3.        The key source of trans fat in our diets is artificial trans fat in the form of PHOs, which is formed during partial hydrogenation, an industrial process which converts liquid oil to semi-solid fats to increase the shelf-life of products. PHOs is commonly found in oils, fats, and pre-packaged products including snacks, baked goods, prepared meals and fat spreads. It is estimated that about 10% of these categories of food in Singapore currently contain PHOs.

4.        Trans fat consumption is associated with increased risk of cardiovascular diseases. There is no safe level of consumption of trans fat. 1,2 A meta-analysis of four prospective cohort studies involving nearly 140,000 subjects found that a four-grams increase in daily trans fat intake was associated with a 23% increase in incidence of cardiovascular disease3.

Implementation and Enforcement

5.        The ban will take effect from June 2021, to allow the industry time to reformulate their products or find new product sources. From June 2021, food manufacturers are required to ensure that PHOs are not used in their manufacturing process, while retailers and importers are required to ensure that their range of products does not include PHO as an ingredient. All food manufacturers, retailers and importers will continue to be mandated to list the ingredients on the packaging of their products sold in Singapore.

6.        The industry will be provided with guidelines to facilitate a smooth transition, and to ensure compliance to the ban. Enterprise Singapore will also support food companies with an enterprise development grant for product reformulation.

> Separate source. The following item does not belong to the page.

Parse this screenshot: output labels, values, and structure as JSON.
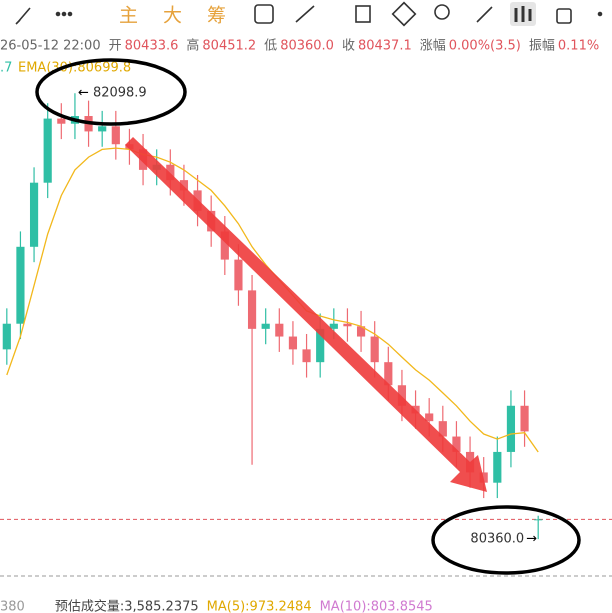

7.        Market surveillance will be conducted regularly to ensure the industry’s compliance to the ban. The Food Regulations under the Sale of Food Act will be amended to legislate the ban on PHOs.

Early On-Boarding Pledge by Industry

8.        To support the government’s efforts to create a healthier food environment for Singaporeans, six companies have pledged their commitment to ensure that their products are PHO-free by June 2020 ‒ one year ahead of the effective date of the ban. The six pledgers account for 50% of the market share across the four high-risk food categories of snacks, baked goods, prepared meals and fat spreads. The six companies, which includes manufacturers and retailers, are:

          1.  Gardenia Foods (S) Pte Ltd
          2.  Nestle Singapore (Pte) Ltd
          3.  NTUC FairPrice Co-Operative
          4.  Prime Supermarket Ltd
          5.  Sheng Siong Group Pte Ltd
          6.  Sunshine Bakeries

9.        Please refer to ANNEX A for more details on the scope of the early on-boarding pledge.

10.       MOH welcomes more manufacturers, importers, and retailers to commit to the pledge. The Health Promotion Board (HPB) will also conduct public education campaigns to raise consumer awareness of the harms of trans fat, and how to reduce trans fat intake.

Mozaffarian et al (2009) Health effects of trans-fatty acids: experimental and observational evidence. European Journal of Clinical Nutrition 63, S5-S21.

World Health Organization. (2016) Effects of trans fatty acids intake on blood lipids and lipoproteins: A systematic review and meta-regression analysis.

Mozaffarian et al. (2006) Trans Fatty Acids and Cardiovascular Disease. New England Journal of Medicine, 354(15), 1601–1613.